Two new drugs for PAD are angiogenic gene therapies that build blood vessels in ischemic limbs. "NV1FGF is a plasmin-based gene expression vector," explains Donny Wong, a senior analyst at Decision Resources. "Basically it's DNA that you inject into the patient's leg to cause the expression of FGF1, which is Fibroblast Growth Factor."
Genzyme has a similar gene therapy for this vascular disease: HIF-1 alfa, which stands for hypoxia inducible factor-1-alpha.
"It's kind of a high-risk therapy," Wong says, noting that the drugs could feed an undetected tumor. "But if it's successful, these drugs are potentially billion-dollar earners."

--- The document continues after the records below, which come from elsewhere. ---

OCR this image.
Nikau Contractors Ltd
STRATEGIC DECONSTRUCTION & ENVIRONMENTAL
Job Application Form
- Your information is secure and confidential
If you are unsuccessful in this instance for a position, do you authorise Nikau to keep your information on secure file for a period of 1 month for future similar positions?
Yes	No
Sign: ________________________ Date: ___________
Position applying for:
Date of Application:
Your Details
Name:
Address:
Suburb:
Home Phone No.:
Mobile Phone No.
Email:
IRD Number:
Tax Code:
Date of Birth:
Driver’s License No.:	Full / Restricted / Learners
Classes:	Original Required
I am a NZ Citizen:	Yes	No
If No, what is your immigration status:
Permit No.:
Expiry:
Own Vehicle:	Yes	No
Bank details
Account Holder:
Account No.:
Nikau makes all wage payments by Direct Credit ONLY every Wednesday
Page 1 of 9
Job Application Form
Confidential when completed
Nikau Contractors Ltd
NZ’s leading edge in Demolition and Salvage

Obesity: Losers Are Gainers
Rimonabant (Zimulti), which remains better known as Acomplia, has fallen from an odds-on blockbuster four years ago to the Great American Longshot. Sanofi-Aventis, undaunted by FDA’s safety concerns, may submit an NDA for diabetes indications as early as next year. Both Merck (taranabant) and Pfizer (CP 945598) remain committed to similar cannabinoid receptor antagonists, despite fears that their products may also produce depression and suicidal ideation, the side effects that hamstrung rimonabant.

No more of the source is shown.